TIROTAPS - Transient Receptor Potential Melastatin-like 7 (TRPM7) in Regualation of T cell subsets and Purinering Signaling

T lymphocytes control the immune response toward pathogens or self tissues by promoting or inhibiting inflammatory destruction, respectively. A defective control of immune response to self tissues results in autoimmune diseases. Adenosine triphosphate (ATP) constitutes the source of chemical energy for the majority of cellular functions. However, ATP is also released in the extracellular space as a soluble signaling molecule, which activates purinergic receptors and stimulates the pro-inflammatory function of T lymphocytes.

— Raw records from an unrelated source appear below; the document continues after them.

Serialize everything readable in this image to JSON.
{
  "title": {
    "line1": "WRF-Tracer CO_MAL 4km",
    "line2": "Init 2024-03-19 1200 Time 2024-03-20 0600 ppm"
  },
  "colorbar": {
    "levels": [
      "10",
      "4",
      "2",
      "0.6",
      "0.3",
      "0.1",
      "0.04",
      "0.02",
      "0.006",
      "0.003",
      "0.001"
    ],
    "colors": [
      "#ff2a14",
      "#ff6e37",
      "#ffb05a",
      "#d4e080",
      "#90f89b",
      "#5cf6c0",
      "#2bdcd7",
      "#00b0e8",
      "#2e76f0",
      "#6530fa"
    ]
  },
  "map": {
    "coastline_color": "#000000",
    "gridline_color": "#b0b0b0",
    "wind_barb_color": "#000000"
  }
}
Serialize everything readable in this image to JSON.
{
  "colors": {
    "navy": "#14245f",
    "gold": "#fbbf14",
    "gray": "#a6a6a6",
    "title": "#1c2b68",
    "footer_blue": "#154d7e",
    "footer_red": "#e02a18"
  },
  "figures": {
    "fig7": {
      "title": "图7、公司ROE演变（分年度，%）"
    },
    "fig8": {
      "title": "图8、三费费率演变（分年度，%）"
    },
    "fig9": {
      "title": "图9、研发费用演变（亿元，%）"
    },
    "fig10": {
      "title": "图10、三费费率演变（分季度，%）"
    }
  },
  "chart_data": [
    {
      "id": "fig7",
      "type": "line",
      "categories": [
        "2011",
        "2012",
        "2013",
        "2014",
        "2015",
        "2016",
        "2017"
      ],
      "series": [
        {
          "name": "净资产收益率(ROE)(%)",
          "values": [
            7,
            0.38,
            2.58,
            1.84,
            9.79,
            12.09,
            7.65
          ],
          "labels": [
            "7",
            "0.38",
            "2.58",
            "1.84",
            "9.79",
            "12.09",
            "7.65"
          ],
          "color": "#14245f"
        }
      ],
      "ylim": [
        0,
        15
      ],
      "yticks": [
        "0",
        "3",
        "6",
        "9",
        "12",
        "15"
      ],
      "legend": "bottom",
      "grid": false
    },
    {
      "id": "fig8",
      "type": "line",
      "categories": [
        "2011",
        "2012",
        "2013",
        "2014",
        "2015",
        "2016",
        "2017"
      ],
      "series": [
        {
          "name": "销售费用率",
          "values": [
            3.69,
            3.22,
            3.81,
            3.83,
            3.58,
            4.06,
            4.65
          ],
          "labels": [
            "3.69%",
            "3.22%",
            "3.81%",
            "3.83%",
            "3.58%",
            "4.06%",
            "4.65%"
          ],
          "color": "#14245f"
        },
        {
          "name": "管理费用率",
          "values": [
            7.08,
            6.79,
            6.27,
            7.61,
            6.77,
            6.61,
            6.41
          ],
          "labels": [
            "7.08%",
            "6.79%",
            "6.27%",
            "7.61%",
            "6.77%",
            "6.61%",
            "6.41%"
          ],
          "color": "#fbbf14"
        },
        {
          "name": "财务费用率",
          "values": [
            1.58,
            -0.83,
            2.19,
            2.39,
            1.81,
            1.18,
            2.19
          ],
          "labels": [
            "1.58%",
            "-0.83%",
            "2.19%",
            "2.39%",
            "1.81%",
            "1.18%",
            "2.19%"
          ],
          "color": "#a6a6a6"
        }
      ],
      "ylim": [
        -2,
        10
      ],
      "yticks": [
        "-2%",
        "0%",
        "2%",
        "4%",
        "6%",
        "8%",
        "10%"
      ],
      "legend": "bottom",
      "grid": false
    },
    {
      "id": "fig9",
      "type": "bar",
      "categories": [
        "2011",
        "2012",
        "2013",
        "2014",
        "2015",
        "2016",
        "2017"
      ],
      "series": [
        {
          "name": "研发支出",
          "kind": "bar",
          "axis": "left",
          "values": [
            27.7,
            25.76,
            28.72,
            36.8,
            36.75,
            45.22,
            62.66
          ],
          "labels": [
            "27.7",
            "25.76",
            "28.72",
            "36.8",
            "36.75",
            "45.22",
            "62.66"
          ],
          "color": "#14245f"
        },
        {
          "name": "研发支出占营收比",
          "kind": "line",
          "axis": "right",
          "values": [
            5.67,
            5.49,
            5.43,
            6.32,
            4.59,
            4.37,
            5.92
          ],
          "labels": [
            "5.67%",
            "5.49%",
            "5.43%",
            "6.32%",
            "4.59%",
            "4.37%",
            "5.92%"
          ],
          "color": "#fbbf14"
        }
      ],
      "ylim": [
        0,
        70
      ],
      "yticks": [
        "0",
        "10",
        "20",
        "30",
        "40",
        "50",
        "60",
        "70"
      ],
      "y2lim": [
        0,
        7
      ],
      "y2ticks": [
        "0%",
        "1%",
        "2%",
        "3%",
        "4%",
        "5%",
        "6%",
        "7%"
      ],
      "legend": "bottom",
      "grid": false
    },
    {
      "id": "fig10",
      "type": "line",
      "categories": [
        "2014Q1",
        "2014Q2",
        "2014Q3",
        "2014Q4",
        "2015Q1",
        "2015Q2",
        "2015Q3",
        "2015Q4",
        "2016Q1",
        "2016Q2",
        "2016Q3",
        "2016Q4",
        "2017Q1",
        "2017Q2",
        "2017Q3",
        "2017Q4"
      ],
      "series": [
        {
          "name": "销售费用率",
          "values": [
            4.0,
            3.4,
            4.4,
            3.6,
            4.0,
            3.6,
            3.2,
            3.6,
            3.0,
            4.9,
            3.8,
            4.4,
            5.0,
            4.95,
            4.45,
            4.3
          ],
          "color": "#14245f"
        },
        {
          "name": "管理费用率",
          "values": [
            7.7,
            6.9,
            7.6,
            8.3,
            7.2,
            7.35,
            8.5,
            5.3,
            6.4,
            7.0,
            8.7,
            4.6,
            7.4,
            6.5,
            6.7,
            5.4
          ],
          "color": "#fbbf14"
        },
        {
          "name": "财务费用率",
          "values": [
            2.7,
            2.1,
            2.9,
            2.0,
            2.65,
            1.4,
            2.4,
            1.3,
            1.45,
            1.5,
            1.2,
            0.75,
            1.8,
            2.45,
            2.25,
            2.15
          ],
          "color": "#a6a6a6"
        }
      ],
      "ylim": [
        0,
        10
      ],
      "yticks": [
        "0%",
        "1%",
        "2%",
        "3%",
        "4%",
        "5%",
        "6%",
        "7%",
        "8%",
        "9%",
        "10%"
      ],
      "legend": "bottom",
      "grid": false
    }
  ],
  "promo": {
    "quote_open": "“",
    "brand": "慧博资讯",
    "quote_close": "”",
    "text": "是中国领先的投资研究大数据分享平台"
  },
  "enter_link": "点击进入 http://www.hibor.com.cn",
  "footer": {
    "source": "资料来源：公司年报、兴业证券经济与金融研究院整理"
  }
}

Upon de novo synthesis ATP binds magnesium ions thus reducing intracellular magnesium content. The reduction in free magnesium results in opening of a channel for magnesium influx called TRPM7, which further promotes lymphocytes activation. This project is aimed at studying the so far unexplored relationship between ATP synthesis, magnesium, purinergic signaling and TRPM7 activity in shaping T cell function.

Understanding the molecular mechanisms that govern T cell responsiveness will improve our knowledge of the pathogenesis of autoimmune diseases.

This study will be performed in collaboration with Susanna Zierler from the Ludwig-Maximilians-University, Walther-Straub-Institute for Pharmacology und Toxicology, Munich, Germany and with Yuri Negulyaev from the Russian Academy of Science Institute of Cytology, St. Petersburg, Russia.